By Philip Bump
The good news from the jobs report released on Friday morning was that the unemployment rate dropped to 3.9 percent. As you may know, this is measured with a different survey than the one that tallies how many workers are employed, meaning that, at times, there can be a disconnection between the two figures. That was the case on Friday: Economists predicted that more jobs would be added, meaning that the numbers were lower than expected, but the decline in the unemployment rate was good news.
But there’s an important caveat to that unemployment rate number. It is calculated by figuring out how many of those who are working or looking for work don’t have jobs. But that means that if more people simply drop out of the labor force — that is, they aren’t looking for work — the unemployment rate can go down even without more people getting jobs.
A simple example is useful. Imagine 100 people, 80 of whom are working and 10 of whom are looking for work. The other 10 aren’t in the labor force. For this group, the unemployment rate is 11.1 percent — 10 out of the 90 people in the labor force aren’t working. Now imagine that five of those who are working and five of those who were looking drop out of the labor force, say, through retirement. Now there are five people unemployed out of 80 people in the labor force, so the unemployment rate drops to 6.3 percent, even though the number of people working has gone down from 90 to 85 of 100.
That’s not exactly what’s happening here. The labor force participation rate (the percentage of a population that’s working or looking for work) remained the same from November to December. But the participation rate in December was 1.5 percentage points lower than February 2020, meaning that there are fewer people in the labor pool and, therefore, meaning that the same number of unemployed people would lead to a lower unemployment rate.
As you might expect, participation rates vary depending on age. Older Americans are more likely to have retired, so a lower percentage of that group is in the labor force at any given time. In recent years, the participation rate among those 55 and over has been fairly flat as the rate among those aged 25 to 54 has increased. (The graph below uses figures for January of each year, meaning that the value for 2020 excludes the effects of the pandemic.)
But that overlaps with another trend: America is getting older. That sounds like a necessarily true statement, but, in the past, there have been times at which more young people have been born, driving down the country’s median age. The baby boom, for example, which began in 1946 and ended in 1964, led to the United States becoming consistently younger even as Americans themselves aged.
The baby boom started 75 years ago. Since the baby boom was so big, that means that the generation that once pushed America’s median age down is now quickly pushing it up.
Consider what this means in terms of labor-force participation. Lots of people moved from the high-participation 25 to 54 age group into the lower-participation 55 and up age group over the past decade as boomers aged. In 2011, boomers started hitting retirement age, leading to their exiting the labor force entirely.
The Bureau of Labor Statistics tallies data on employment status in five-year increments, so we can’t divide out the baby boom explicitly when considering how much of the adult population is or isn’t working or seeking work. But we can create categories: age groups younger or older than the boom, baby boomers, and age groups that, in a given year, contain both boomers and Americans older or younger than the boom.
Let’s look at employment in three months: December 2011 (right as boomers began retiring), December 2016 and December 2021. Each colored section below represents the percentage of the population that was working, unemployed or out of the labor force that month, with rows delineating age groups and the sections within rows the work status of that age group.

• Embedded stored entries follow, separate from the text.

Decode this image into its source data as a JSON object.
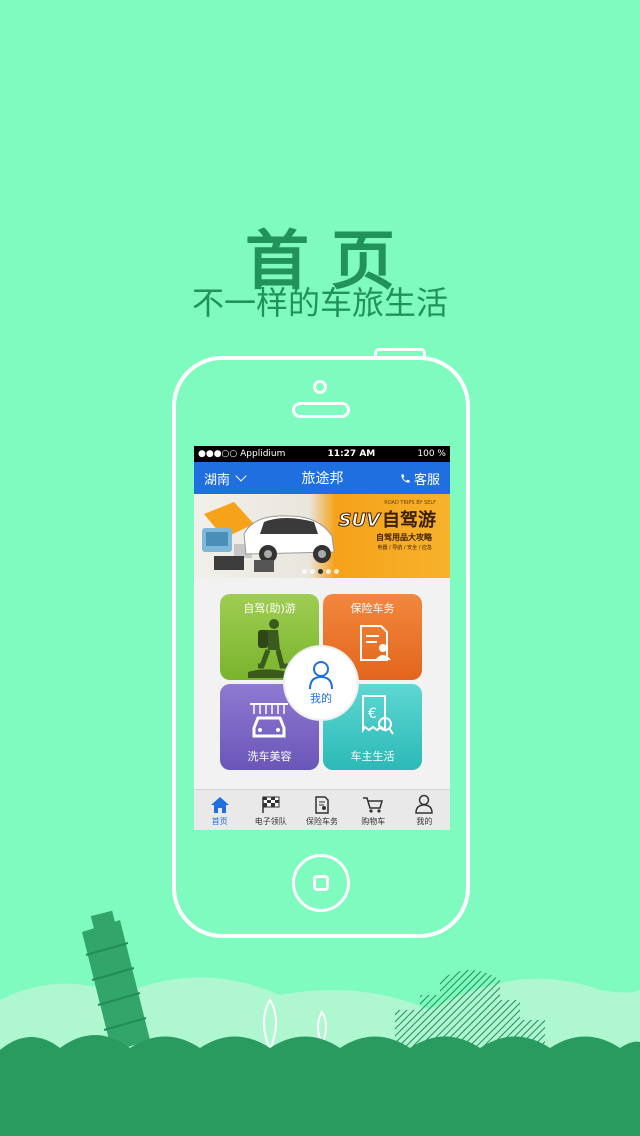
{
  "hero": {
    "title": "首页",
    "subtitle": "不一样的车旅生活"
  },
  "status_bar": {
    "carrier": "●●●○○ Applidium",
    "time": "11:27 AM",
    "battery": "100 %"
  },
  "nav": {
    "region": "湖南",
    "title": "旅途邦",
    "service": "客服"
  },
  "banner": {
    "tagline": "ROAD TRIPS BY SELF",
    "headline_suv": "SUV",
    "headline": "自驾游",
    "line2": "自驾用品大攻略",
    "line3": "电器 / 导航 / 安全 / 应急",
    "page_count": 5,
    "active_page": 3
  },
  "tiles": [
    {
      "label": "自驾(助)游",
      "icon": "hiker-icon"
    },
    {
      "label": "保险车务",
      "icon": "document-person-icon"
    },
    {
      "label": "洗车美容",
      "icon": "car-wash-icon"
    },
    {
      "label": "车主生活",
      "icon": "receipt-euro-icon"
    }
  ],
  "center_button": {
    "label": "我的"
  },
  "tabs": [
    {
      "label": "首页",
      "icon": "home-icon",
      "active": true
    },
    {
      "label": "电子领队",
      "icon": "checkered-flag-icon",
      "active": false
    },
    {
      "label": "保险车务",
      "icon": "document-icon",
      "active": false
    },
    {
      "label": "购物车",
      "icon": "cart-icon",
      "active": false
    },
    {
      "label": "我的",
      "icon": "user-icon",
      "active": false
    }
  ],
  "colors": {
    "background": "#7ffbbf",
    "accent_green": "#22925b",
    "nav_blue": "#1f6fe0"
  }
}
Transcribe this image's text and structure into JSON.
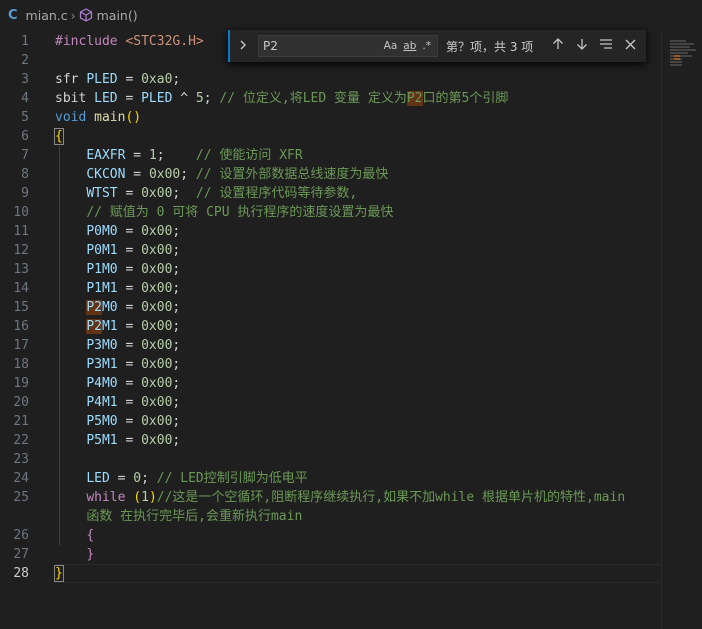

You can see that, as the years pass, the percentage of the boomer population that’s in the labor force declines. And, concomitantly, the percentage of all adults that is out of the labor force (indicated with a percentage in the upper right of each block) increases.
If we animate those three months, two things become more apparent: the movement among boomers and the expansion of the overall population.
That orange/boomer/working section keeps contracting. More of America’s largest generation are leaving the workforce.
Demographers have long — as in, for decades — worried about how the arrival of baby boomers at retirement age would affect the job market. There are a lot of influences that change employment, of course, including things like global pandemics. But the decline in participation among baby boomers, however predicted, suggests that we’ve arrived at the point they were concerned about.
The implications are serious. Will there be enough people to fill needed jobs? To pay taxes? It’s a detailed discussion that’s been underway for a long time. But it also affects things like unemployment rates in ways that mask this fundamental and destabilizing shift.